Im Übrigen gelten die gesetzlichen Voraussetzungen und Rechtsfolgen der Rücktritts- und Kündigungsrechte, soweit im Vertrag oder in diesen Allgemeinen Verkaufs- und Lieferbedingungen der CHB nicht ausdrücklich etwas anderes vorgesehen ist.

Soweit ein Vertrag aus von Kunden zu vertretenden Gründen, oder auf dessen Veranlassung nicht durchgeführt wird, hat die CHB Anspruch auf Schadensersatz nach Maßgabe der gesetzlichen Vorschriften.

 §6 Abnahme, Lieferung, Gefahrübergang, Annahmeverzug

Eine Abnahme der Ware erfolgt an dem im Vertrag vereinbarten Standort, oder wenn hierzu nichts vereinbart ist, in der Niederlassung der CHB. Dies ist jeweils der Erfüllungsort. Falls der Kunde die Lieferung der Ware an einen anderen Ort (Versendungskauf) wünscht, trägt der Kunde die Kosten der Versendung. Hierzu gehören auch anfallende Steuern, Gebühren und sonstige öffentliche Abgaben.

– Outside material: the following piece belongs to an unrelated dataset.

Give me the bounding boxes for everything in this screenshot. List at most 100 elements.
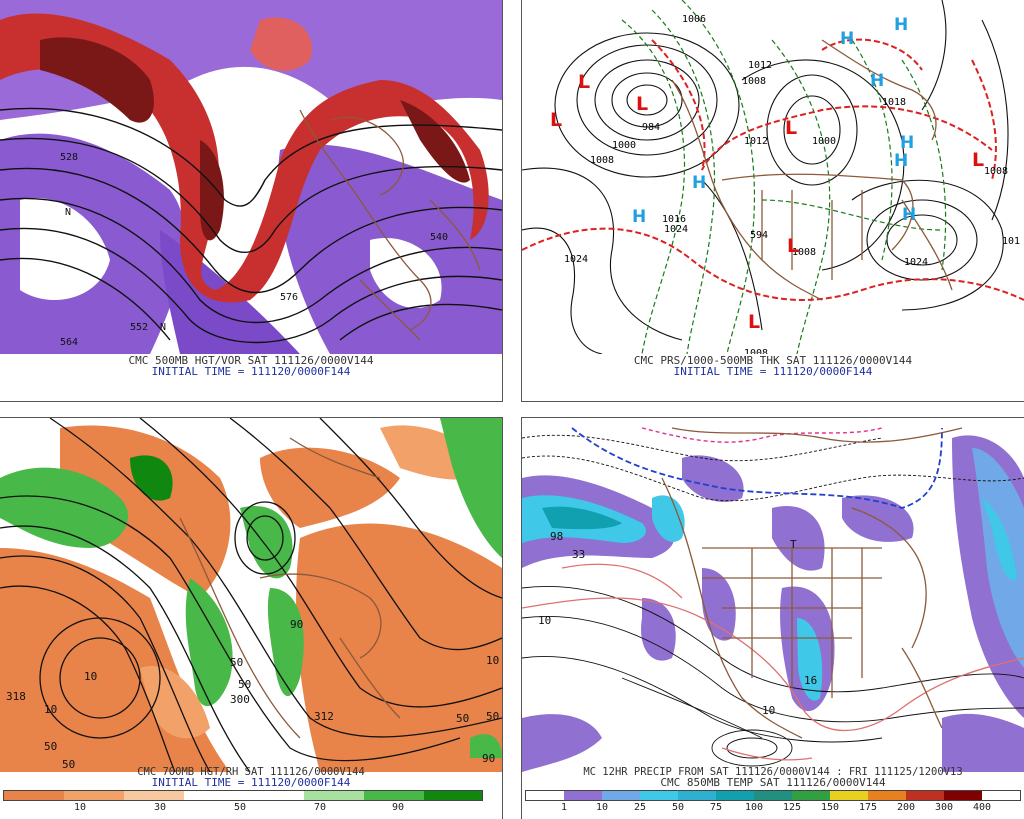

Im Fall eines Versendungskaufs wird der Transporteur und die Art der Versendung durch die CHB bestimmt, soweit nicht abweichendes vereinbart wird. Hierbei schuldet die CHB nicht die Wahl der kostengünstigsten oder schnellsten Versandart und haftet nicht für die Auswahl und Überwachung des Transporteurs. Der Kunde hat beim Versendungskauf auf seine Kosten dafür zu sorgen, dass die CHB oder ein Transporteur den Aufstell- und Montageort mit den für den Transport des Kaufobjekts üblichen oder notwendigen Transport- und Abladehilfsmitteln ohne Schwierigkeiten erreichen kann. Der Kunde hat eventuell erforderliche Transportwege auf seine Kosten herzustellen. Etwaige durch den Kunden zu vertretene Verzögerungskosten die der CHB oder dem Transporteur entstehen, hat der Kunde zu tragen. Hierzu ist eine schriftliche Erklärung des Kunden als Nachweis einer solchen Anweisung erforderlich. Der Kunde trägt die Kosten der Transportversicherung. Ist der Kunde Unternehmer, geht beim Versendungskauf die Gefahr des zufälligen Untergangs und der zufälligen Verschlechterung der Ware, sowie die Gefahr der Lieferverzögerung mit Übergabe der Ware an den Transporteur auf den Kunden über. Dies gilt auch dann, wenn die CHB den Transport veranlasst, oder die Kosten des Transports übernommen hat.

Verzögert sich die Leistung der CHB aus vom Kunden zu vertretenden Gründen, oder gerät der Kunde mit der Annahme in Verzug, kann die CHB Ersatz des ihr dadurch entstehenden Schadens verlangen (z.B. Lager- und Transportkosten). Dem Kunden bleibt der Nachweis vorbehalten, dass die CHB in solchen Fällen kein oder ein nur wesentlich geringerer Schaden entstanden ist. Erfüllt der Kunde seine Annahmeverpflichtung nicht, hat die CHB nach Maßgabe der gesetzlichen Vorschriften Anspruch auf Schadensersatz.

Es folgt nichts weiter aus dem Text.